Философ хватает баснописца за рукав и тащит его на улицу. И вот они идут в кромешной тьме под дождем. Философ одет основательно, по погоде. В руке у него чемодан. Чужой. Прихватил возле пустого гардероба, чтобы положить в него свою папку с рукописью, вытряхнув барахло прежнего владельца. На поэте старый плащ с чужого плеча, из под которого выглядывают полы халата и белеют голые икры, и – явно чужие ботинки без шнурков. Они идут крадучись, потому что за каждым углом им мерещится засада. Вот только – чья? Баснописец затравленно озирается и старается не отставать от своего спутника.
– Выставили взашей… – бурчит Философ. – И гостиницы нас выгнали. Из города – тоже… А дальше что? Какие такие законы, которые выше нас, могут заставить человека драпать крысиной побежкой из своего жилища? Ну ладно – не своего, съемного, но все равно!

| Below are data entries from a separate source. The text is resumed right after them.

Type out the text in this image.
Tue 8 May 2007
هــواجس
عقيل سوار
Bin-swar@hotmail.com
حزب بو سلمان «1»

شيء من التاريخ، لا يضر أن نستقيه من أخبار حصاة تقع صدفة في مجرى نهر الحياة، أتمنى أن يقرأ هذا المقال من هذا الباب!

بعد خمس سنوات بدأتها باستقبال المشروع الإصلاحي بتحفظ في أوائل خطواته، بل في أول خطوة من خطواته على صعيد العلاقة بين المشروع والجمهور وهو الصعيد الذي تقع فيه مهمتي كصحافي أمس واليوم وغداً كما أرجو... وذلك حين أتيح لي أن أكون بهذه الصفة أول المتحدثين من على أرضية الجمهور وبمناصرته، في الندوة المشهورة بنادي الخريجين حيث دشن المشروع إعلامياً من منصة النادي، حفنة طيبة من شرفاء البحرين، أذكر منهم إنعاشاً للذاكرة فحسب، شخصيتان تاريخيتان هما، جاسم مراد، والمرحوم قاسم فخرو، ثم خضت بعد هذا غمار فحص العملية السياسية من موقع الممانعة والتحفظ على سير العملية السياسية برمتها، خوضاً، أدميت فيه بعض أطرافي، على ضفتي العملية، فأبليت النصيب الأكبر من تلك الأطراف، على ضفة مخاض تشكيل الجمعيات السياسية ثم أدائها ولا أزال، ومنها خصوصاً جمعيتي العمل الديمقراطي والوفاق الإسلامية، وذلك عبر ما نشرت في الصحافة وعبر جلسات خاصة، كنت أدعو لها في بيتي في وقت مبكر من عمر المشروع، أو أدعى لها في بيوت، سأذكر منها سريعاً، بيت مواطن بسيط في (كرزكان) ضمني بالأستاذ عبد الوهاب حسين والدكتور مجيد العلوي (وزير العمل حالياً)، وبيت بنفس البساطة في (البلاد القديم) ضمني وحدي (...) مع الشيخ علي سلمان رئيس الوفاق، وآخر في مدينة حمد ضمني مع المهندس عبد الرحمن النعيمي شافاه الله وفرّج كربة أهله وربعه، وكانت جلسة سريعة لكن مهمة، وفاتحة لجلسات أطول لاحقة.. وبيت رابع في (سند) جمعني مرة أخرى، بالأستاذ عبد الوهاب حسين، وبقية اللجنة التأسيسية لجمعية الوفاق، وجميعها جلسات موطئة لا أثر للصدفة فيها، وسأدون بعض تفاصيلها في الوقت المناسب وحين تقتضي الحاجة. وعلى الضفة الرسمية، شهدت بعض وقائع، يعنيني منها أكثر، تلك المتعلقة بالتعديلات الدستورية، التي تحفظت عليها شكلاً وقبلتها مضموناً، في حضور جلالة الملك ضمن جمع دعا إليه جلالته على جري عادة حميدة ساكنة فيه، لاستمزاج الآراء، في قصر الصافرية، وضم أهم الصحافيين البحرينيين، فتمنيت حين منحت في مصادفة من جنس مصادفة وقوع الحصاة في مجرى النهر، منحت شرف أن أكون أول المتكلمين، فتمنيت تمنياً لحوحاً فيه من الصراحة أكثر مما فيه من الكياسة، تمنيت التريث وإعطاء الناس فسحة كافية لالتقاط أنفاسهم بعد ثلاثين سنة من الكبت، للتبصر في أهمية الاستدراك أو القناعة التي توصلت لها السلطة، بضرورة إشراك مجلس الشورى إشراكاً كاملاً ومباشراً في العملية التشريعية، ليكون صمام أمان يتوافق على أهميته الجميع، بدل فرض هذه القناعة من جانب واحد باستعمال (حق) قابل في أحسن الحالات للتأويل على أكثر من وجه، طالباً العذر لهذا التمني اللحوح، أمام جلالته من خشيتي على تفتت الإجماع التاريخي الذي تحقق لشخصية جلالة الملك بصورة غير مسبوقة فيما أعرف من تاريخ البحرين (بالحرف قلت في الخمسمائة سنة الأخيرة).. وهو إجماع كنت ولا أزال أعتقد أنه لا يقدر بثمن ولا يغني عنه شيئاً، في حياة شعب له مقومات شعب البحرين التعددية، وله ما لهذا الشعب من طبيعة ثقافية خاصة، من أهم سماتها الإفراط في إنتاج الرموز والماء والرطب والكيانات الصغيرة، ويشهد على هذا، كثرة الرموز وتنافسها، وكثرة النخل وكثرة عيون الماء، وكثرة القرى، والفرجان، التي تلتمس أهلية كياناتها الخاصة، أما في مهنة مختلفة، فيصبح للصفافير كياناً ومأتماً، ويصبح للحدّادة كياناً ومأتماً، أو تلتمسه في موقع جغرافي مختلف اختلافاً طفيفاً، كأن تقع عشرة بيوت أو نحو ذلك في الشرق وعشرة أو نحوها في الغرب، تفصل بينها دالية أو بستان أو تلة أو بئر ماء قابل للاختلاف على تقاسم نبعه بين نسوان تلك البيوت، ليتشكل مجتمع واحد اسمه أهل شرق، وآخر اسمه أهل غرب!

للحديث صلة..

Ответить некому. У Корабельникова скулы сводит от страха. Слышно как стучат его зубы. На улице почти нет света. Редкие фонари освещают только самих себя. Окна домов темны, лишь кое-где сквозь щели в занавесках просачивается красноватый свет. Дождь лупит без передышки, но улицы все же не безлюдны. Слышно, как кто-то переговаривается вполголоса, надрывается грудной младенец, громыхая, мимо беглецов, проезжает пара тяжелых военных грузовиков. Из бокового проулка выкатывает хуторская телега и скрывается в проулке напротив.
– Все бегут… – жалуется Корабельников. – Все драпают, одни мы тащимся…
– Удивляюсь я тебе, Роман, – откликается Философ. – Ты же «Тигры» жег! Герой Советского Союза…
– Чему тут удивляться, – неожиданно спокойно откликается баснописец. – На фронте легко быть героем. Против тебя такой же солдат, как и ты. Ни от осколка, ни от пули не заговоренный. Хитрость против хитрости, смекалка против смекалки. Горит его танк – радуешься, а видишь обугленную головешку, которая когда-то была бравым воякой, тошно становится. А в тылу все по-другому… Приносишь в редакцию басню про медведя, а они тебе – вы кого это, товарищ автор, имеете в виду? Врешь им про бюрократа, не верят… Не напечатают басню – радуешься. Напечатают – дрожишь. Разворачиваешь каждое утро «Литературку», смотришь раздел критики, видишь свою фамилию, дальше читать страшно. Ведь если какая-нибудь гнида тыловая напишет, что ты украл сюжет то ли у Эзопа, то ли у Крылова, сидишь, ждешь оргвыводы… Так герой превращается в дрожащую тварь… Одно спасение – бухло!